5. En définitive, il appartiendra au Ministère public d’instruire la cause comme mentionné ci-dessus et de procéder à toute autre mesure d’instruction qu’il estimera utile au fil des renseignements recueillis.

6. Il résulte de ce qui précède que le recours doit être admis, l’ordonnance entreprise annulée et le dossier de la cause renvoyé au Ministère public pour qu’il procède dans le sens des considérants susmentionnés. Les frais de la procédure de recours, par 1'870 fr. (art. 20 al. 1 TFIP [tarif des frais de procédure et indemnités en matière pénale du 28 septembre 2010 ; BLV 312.03.1]), seront laissés à la charge de l’Etat (art.

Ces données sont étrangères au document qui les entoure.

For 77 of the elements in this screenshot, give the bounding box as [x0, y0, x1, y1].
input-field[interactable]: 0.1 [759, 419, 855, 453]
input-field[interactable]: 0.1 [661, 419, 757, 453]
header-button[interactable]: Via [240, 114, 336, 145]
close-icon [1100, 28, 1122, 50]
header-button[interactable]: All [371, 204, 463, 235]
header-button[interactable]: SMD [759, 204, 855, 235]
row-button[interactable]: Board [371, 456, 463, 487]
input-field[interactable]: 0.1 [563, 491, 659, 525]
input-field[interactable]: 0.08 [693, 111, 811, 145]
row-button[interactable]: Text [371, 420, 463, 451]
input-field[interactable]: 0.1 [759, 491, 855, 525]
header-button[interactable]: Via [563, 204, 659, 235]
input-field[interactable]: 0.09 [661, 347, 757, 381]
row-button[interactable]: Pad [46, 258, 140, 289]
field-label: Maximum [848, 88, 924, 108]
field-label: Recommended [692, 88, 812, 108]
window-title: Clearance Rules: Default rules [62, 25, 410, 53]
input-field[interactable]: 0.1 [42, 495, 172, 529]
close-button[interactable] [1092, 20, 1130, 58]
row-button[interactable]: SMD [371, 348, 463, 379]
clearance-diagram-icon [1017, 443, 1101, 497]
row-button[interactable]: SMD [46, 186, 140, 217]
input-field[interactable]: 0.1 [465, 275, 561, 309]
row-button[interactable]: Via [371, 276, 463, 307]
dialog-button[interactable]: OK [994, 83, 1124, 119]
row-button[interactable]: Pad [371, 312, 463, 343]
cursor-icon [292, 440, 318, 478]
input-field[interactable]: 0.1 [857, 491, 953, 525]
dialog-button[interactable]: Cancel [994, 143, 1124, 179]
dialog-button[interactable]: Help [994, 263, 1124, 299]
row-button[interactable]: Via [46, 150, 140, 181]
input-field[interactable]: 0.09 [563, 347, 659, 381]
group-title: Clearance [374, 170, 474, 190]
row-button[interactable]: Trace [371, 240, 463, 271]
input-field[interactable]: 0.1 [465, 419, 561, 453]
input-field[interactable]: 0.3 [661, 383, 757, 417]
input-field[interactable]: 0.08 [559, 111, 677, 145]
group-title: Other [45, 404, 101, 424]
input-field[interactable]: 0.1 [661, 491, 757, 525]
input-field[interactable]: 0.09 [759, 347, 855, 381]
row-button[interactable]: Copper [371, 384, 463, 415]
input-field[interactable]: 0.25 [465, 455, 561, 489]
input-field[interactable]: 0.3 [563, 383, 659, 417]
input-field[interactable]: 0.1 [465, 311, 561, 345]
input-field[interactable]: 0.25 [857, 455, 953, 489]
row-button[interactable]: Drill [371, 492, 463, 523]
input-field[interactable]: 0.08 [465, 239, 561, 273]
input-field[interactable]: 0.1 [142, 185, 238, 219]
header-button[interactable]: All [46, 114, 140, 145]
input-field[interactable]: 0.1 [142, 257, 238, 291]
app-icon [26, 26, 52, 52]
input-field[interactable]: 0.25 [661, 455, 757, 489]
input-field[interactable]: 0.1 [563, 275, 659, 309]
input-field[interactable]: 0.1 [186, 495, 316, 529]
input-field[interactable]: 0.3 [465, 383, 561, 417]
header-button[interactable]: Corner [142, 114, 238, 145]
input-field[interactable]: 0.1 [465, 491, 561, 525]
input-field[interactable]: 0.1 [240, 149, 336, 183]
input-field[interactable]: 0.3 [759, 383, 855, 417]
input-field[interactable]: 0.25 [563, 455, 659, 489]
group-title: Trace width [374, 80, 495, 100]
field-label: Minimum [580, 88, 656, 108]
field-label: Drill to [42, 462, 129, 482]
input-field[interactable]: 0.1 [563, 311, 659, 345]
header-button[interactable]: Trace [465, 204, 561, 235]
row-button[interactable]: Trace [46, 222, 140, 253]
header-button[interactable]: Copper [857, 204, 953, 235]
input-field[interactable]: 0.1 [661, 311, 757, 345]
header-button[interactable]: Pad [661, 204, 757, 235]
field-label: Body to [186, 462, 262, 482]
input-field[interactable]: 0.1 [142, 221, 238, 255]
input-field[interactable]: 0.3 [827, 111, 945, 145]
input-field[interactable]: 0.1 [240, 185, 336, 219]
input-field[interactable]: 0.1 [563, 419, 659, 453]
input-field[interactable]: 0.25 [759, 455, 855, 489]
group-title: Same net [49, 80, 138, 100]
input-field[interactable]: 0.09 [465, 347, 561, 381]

- 19 - 428 al. 4 CPP). Le montant de 770 fr. versé par le recourant à titre de sûretés lui sera restitué (art. 7 TFIP). Le recourant, qui obtient gain de cause et qui a procédé avec l’assistance d’un avocat de choix, a droit à une indemnité pour les dépenses obligatoires occasionnées par la procédure de recours, à la charge de l’Etat (art. 433 al. 1 CPP par renvoi de l’art. 436 al. 1 CPP). Au vu du mémoire de recours, il sera retenu une activité raisonnable de 30 minutes pour un avocat breveté et de 4 heures pour un avocat stagiaire. Aux tarifs horaires de 300 fr. et 160 fr. respectivement (art. 26a al. 3 TFIP ; TF 7B_35/2022 du 22 février 2024, JdT 2024 III 61), l’émolument s’élève à 790 francs. S’y ajoutent des débours forfaitaires de 2 % (art. 19 al. 2 TDC [tarif des dépens en matière civile du 23 novembre 2010 ; BLV 270.11.6] par renvoi de l’art. 26a al. 6 TFIP), soit 15 fr. 80, et la TVA de 8,1 % sur le tout, soit 65 fr. 27, de sorte que l’indemnité s’élève au total à 872 fr. en chiffres ronds. Par ces motifs, la Chambre des recours pénale prononce : I. Le recours est admis. II. L’ordonnance du 25 juillet 2025 est annulée. III. Le dossier de la cause est renvoyé au Ministère public de l’arrondissement de l’Est vaudois pour qu’il procède dans le sens des considérants. IV. Les frais d’arrêt, par 1'870 fr. (mille huit cent septante francs), sont laissés à la charge de l’Etat. V. L’avance de frais de 770 fr. (sept cent septante francs) versée par X.________ à titre de sûretés lui est restituée. VI. Une indemnité de 872 fr. (huit cent septante-deux francs) est allouée à X.________ pour les dépenses obligatoires occasionnées par la procédure de recours, à la charge de l’Etat.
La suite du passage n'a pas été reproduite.